On January 31, 2005, St. Thomas Syro Malabar Catholic Church of Boston was officially registered as a non-profit organization under the laws of the state of Massachusetts.

On March 22, 2006, Rev. Fr. Kuriakose Vadana was appointed by Mar Jacob Angadiath as the mission director.
The treasurer of the church is Mr Biju Thoompil.
The Church holds many cultural activities and is famous for Bible Month a whole month dedicated to bible study directed by Mr Anto Kurian.

In July 2008, the Roman Catholic Archdiocese of Boston offered St. Thomas Syro-Malabar Church the use of a former parish church in Framingham. After the closure of St. Jeremiah Church was announced in 2005, some of its parishioners began an occupation in protest, which they maintained until 2010. The Syro-Malabar Mission took up residence at St. Jeremiah Church in 2008. On October 1, 2011, the Roman Catholic Archdiocese of Boston announced that it had sold St. Jeremiah's Church for $2 million to the Syro Malabar diocese.

In 2011, the mission was promoted to the status of a Parish, and Rev. Fr. Varghese Naikoparambil was appointed by Mar Jacob Angadiath as the mission director.

In 2013, Rev. Fr. Mathew Pothalil, was appointed as parish priest for the church.

In 2015, Rev. Fr Raphael Ambadan became the priest of the parish.

In 2016, Fr. Tony Xavier, was appointed as parish priest for the church.

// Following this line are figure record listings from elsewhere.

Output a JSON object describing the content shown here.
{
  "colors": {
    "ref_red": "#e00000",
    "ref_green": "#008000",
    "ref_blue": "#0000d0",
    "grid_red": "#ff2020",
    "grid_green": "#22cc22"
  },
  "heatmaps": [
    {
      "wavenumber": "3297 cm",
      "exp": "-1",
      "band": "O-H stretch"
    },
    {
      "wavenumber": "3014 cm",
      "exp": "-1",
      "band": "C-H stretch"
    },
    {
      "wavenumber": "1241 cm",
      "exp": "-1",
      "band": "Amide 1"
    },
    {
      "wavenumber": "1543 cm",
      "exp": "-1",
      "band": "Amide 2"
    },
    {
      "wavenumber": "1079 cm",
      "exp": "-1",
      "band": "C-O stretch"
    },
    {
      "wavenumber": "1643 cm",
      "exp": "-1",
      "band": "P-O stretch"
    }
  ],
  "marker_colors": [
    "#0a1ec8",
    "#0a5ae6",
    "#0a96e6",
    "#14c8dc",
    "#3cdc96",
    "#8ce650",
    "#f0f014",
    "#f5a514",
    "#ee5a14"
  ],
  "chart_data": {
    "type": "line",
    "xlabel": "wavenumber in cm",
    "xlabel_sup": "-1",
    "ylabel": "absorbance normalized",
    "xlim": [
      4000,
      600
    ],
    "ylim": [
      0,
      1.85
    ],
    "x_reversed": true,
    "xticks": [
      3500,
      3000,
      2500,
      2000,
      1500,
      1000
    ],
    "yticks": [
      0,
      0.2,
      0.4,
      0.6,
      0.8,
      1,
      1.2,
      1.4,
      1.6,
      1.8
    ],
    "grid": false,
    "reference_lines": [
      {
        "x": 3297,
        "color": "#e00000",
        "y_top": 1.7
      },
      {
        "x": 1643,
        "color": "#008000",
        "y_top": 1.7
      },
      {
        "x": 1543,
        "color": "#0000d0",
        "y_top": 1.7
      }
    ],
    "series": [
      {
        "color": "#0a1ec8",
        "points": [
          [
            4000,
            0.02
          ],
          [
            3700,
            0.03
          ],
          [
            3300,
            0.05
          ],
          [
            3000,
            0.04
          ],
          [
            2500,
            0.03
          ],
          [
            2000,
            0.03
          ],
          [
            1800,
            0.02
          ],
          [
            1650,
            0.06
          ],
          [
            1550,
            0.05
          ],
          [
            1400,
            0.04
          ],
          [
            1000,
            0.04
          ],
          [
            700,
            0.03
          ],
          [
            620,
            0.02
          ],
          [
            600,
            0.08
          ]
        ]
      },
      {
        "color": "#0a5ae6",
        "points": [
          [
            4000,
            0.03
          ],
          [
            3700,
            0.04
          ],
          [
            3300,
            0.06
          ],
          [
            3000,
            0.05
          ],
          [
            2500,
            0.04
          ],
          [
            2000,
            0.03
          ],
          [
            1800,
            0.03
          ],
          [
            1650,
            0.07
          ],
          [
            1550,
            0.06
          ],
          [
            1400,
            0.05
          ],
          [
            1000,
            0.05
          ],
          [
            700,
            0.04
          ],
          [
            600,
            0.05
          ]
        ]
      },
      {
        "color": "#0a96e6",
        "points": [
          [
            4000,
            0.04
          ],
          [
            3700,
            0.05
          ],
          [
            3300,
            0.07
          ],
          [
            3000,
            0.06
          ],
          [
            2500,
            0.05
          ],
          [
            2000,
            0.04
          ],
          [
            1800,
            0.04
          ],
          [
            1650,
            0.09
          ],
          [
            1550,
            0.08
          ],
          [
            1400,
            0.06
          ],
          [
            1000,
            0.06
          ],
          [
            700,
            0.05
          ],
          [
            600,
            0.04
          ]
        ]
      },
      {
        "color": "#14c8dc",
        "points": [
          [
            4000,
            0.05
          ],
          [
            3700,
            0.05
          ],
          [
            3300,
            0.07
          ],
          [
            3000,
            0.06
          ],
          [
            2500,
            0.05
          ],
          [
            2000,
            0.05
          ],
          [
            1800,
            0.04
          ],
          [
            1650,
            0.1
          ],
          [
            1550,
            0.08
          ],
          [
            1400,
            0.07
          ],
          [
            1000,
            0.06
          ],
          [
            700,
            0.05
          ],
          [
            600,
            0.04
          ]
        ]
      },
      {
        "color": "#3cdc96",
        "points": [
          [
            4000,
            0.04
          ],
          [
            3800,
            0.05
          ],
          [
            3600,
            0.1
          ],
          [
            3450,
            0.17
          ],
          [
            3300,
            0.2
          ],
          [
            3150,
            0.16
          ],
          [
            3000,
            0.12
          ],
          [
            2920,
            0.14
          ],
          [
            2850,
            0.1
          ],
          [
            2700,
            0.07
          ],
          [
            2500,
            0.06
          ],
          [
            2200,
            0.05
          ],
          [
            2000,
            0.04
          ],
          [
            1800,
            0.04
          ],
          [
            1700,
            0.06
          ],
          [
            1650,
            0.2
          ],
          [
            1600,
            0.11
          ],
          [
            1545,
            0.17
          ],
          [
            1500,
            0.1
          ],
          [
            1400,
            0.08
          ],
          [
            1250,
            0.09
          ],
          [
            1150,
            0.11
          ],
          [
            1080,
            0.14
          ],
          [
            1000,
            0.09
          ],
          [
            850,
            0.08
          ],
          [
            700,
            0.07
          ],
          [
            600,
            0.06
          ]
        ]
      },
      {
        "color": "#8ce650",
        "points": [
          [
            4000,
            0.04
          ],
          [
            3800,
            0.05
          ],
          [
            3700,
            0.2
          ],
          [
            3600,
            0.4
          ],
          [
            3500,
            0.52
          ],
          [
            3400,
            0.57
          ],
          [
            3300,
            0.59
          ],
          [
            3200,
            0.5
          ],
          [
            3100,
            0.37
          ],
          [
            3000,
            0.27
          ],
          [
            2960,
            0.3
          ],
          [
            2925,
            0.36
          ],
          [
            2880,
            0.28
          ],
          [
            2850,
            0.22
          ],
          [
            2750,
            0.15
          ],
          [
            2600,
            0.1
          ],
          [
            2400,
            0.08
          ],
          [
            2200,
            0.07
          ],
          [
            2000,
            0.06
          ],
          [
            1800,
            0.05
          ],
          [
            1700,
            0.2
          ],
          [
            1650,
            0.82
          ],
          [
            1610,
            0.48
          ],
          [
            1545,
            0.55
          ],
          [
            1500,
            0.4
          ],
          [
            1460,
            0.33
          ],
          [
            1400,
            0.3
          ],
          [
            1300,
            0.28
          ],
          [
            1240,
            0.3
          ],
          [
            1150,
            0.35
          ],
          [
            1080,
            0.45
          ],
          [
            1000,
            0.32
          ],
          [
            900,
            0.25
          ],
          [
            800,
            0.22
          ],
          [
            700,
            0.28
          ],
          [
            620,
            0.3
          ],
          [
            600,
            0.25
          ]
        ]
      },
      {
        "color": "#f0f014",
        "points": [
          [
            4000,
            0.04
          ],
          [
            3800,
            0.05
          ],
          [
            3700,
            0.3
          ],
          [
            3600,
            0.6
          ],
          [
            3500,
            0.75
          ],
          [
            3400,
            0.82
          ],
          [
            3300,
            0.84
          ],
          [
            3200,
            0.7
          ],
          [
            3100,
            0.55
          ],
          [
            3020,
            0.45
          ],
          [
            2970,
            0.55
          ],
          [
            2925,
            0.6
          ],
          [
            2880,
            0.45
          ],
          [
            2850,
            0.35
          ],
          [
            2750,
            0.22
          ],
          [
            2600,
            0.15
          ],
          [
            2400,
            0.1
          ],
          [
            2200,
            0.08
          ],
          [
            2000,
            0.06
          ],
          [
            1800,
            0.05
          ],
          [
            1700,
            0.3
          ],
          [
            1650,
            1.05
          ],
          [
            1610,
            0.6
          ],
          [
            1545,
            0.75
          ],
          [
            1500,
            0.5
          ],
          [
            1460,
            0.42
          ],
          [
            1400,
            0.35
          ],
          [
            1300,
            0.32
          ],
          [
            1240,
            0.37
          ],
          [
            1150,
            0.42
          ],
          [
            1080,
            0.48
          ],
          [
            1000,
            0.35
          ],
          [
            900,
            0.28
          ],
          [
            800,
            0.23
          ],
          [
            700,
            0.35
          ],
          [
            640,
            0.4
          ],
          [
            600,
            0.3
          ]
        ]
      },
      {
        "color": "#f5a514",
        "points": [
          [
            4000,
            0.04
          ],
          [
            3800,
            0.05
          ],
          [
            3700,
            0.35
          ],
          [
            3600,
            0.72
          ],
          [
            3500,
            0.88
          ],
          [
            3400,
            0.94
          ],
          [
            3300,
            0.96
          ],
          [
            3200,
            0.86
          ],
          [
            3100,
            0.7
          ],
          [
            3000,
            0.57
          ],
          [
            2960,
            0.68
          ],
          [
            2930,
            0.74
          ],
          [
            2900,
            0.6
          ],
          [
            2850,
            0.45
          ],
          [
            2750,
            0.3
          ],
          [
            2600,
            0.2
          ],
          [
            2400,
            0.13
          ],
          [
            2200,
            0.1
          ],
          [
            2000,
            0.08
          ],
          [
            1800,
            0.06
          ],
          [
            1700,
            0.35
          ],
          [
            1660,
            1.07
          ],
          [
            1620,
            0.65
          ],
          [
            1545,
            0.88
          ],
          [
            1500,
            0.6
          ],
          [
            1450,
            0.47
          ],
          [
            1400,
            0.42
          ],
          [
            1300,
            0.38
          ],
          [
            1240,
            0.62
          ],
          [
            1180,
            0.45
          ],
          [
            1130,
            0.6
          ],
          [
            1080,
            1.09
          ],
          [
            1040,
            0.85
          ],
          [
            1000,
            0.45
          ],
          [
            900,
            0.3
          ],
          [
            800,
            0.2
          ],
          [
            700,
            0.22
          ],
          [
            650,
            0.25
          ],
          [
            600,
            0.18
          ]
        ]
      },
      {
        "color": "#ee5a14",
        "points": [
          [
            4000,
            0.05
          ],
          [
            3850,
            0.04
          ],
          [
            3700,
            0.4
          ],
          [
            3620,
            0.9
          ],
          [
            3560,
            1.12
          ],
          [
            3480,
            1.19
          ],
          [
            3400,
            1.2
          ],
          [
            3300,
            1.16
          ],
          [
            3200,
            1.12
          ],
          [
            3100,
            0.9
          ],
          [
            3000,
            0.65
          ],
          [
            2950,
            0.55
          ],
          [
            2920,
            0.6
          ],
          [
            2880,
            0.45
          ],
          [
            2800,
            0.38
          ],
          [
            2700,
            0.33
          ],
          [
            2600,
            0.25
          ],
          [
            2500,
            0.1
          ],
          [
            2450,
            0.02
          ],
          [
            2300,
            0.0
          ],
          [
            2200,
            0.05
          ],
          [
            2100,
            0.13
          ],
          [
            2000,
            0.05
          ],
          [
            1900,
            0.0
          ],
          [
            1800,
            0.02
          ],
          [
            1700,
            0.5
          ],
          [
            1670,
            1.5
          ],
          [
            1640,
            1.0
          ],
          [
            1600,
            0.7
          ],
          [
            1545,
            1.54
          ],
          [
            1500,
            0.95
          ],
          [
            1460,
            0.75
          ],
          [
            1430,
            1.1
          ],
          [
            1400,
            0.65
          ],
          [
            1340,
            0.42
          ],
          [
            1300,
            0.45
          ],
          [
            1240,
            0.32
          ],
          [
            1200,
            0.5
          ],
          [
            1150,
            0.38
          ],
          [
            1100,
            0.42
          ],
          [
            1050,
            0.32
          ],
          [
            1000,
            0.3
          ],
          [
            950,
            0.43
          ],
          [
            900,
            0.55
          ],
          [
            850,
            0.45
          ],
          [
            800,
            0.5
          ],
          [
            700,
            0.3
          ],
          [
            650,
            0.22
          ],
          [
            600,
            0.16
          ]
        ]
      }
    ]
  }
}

In 2021, Fr. Stephen Kanippallil MCBS, was appointed as parish priest for the church.

In 2024, Fr. Joby Joseph MCBS, was appointed as parish priest for the church.

In 2025, Rev. Fr. John Melepuram, was appointed as parish priest for the church.

In 2025, Fr. Dijo Thomas Koikkara, was appointed as parish priest for the church.